- Episode no.: Season 2 Episode 6
- Directed by: Dominic Polcino
- Written by: Dan Guterman
- Original air date: August 30, 2015
- Running time: 23 minutes

Guest appearances
- Stephen Colbert as Zeep Xanflorp; Nathan Fielder as Kyle; Alan Tudyk as Chris;

Episode chronology
| ← Previous "Get Schwifty" | Next → "Big Trouble in Little Sanchez" |
- Rick and Morty (season 2)

= The Ricks Must Be Crazy =

"The Ricks Must Be Crazy" is the sixth episode in the second season of the American animated television sitcom Rick and Morty, and the seventeenth overall episode in the series. Written by Dan Guterman and directed by Dominic Polcino, the episode first aired on Adult Swim in the United States on August 30, 2015. The title of the episode is a reference to the 1980 film The Gods Must Be Crazy.

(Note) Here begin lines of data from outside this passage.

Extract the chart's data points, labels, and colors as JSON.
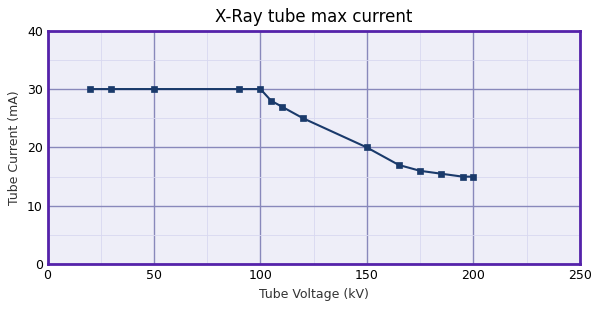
{
  "title": "X-Ray tube max current",
  "xlabel": "Tube Voltage (kV)",
  "ylabel": "Tube Current (mA)",
  "x": [
    20,
    30,
    50,
    90,
    100,
    105,
    110,
    120,
    150,
    165,
    175,
    185,
    195,
    200
  ],
  "y": [
    30,
    30,
    30,
    30,
    30,
    28,
    27,
    25,
    20,
    17,
    16,
    15.5,
    15,
    15
  ],
  "xlim": [
    0,
    250
  ],
  "ylim": [
    0,
    40
  ],
  "xticks": [
    0,
    50,
    100,
    150,
    200,
    250
  ],
  "yticks": [
    0,
    10,
    20,
    30,
    40
  ],
  "xticks_minor": [
    0,
    25,
    50,
    75,
    100,
    125,
    150,
    175,
    200,
    225,
    250
  ],
  "yticks_minor": [
    0,
    5,
    10,
    15,
    20,
    25,
    30,
    35,
    40
  ],
  "line_color": "#1a3a6b",
  "marker": "s",
  "marker_color": "#1a3a6b",
  "grid_minor_color": "#d8d8f0",
  "grid_major_color": "#8888bb",
  "spine_color": "#5522aa",
  "plot_bg_color": "#eeeef8",
  "fig_bg_color": "#ffffff",
  "title_fontsize": 12,
  "label_fontsize": 9,
  "tick_fontsize": 9,
  "figsize": [
    6.0,
    3.09
  ],
  "dpi": 100
}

In the episode, Rick and Morty go inside Rick's microverse car battery, an entire verse that generates electricity to power Rick's car, unbeknown to the citizens of the microverse. Zeep Xanflorp, a scientist in the microverse, creates his own microverse, thus stopping the flow of energy to Rick's car. The episode largely takes place in Zeep's microverse, with Rick, Morty and Zeep attempting to escape it.

==Plot==
On a trip to an alternate dimension, Rick, Morty, and Summer discover that Rick's car battery is malfunctioning. Rick takes Morty inside the car battery to repair it and leaves Summer waiting in the car, instructing it to "Keep Summer safe." Morty discovers that the car battery is actually a microverse battery, containing an entire universe to supply power to the car. Rick gave "gooble box" technology to an intelligent species to generate electricity, but unbeknownst to them he takes a majority of the generated power. This leads Morty to question Rick's ethics, calling it "slavery with extra steps".

Rick and Morty discover that a scientist and microverse citizen named Zeep Xanflorp (Stephen Colbert) has made his own 'miniverse', which renders gooble boxes obsolete. Rick, Morty and Zeep enter the miniverse, and discover that Kyle, a scientist living in Zeep's battery, is also working on his own 'teenyverse', which Morty and the three scientists enter. Once both Zeep and Kyle discover that they are slaves born to make electricity, Zeep attacks Rick in a rage including asking if a god created Rick's universe too which Rick denies due to his Atheism. During the struggle, Kyle commits suicide using his spaceship, leaving Rick, Morty, and Zeep stranded in the teenyverse.

Several months later (in teenyverse time), Morty forces Rick and Zeep to put aside their differences and create a way to get back to Zeep's world. When they get back however, Zeep attempts to kill Rick and Morty. Rick kills two birds with one stone when he destroys Zeep's miniverse and in the process Kyle's teenyverse, and after a brawl Rick ultimately defeats him. Rick and Morty safely return to their universe, while Zeep realises he must stop his experimentation with miniverse technology and return to gooble boxes, or else Rick will throw away the battery and destroy his world.

Back in the parking lot, Rick's car uses extreme defensive tactics, including dicing up a person, paralysation and psychological torture, to keep Summer safe from various assailants. While a horrified Summer attempts to stop the car from hurting anyone, an escalating standoff ensues between the parked car and the police and military. Upon Summer's continued demand, the car forgoes physical and psychological violence and instead escapes the situation by engineering a peace treaty between the planet's two warring factions, humans and telepathic giant spiders, in return for guaranteed safety.

Rick, Morty, and Summer go to an ice cream shop on the same planet. Rick complains that his ice cream is full of flies, to which the waitress responds that as a result of the treaty ice cream is now for everyone, no matter how many legs. Rick accuses Summer and berates her for ruining ice cream.

In a post-credits scene, Morty is in class and gets turned into a car.

==Reception==
"The Ricks Must Be Crazy" has received critical acclaim. Joe Matar of Den of Geek gave the episode a 5/5 rating, saying that "This is a fantastic episode that takes Rick and Morty’s established tropes and plays with them in really fun ways." Stacey Taylor of Geek Syndicate gave the episode a 4/5 rating, saying that "The Ricks Must Be Crazy is an almost perfect episode, with the laughs coming thick and fast but serving not to downplay the death, or the dark and disturbing sequences, but more to compliment them." Jesse Schedeen of IGN gave the episode an 8.8 out of 10 rating, saying that "This week's episode didn't quite reach the heights this show is capable of, but it was an all-around entertaining installment." Zack Handlen of The A.V. Club gave the episode an A− rating, noting that "What makes Rick such a fascinating anti-hero is that the more we see of the realities of this show, the less he seems like an “anti-hero” at all."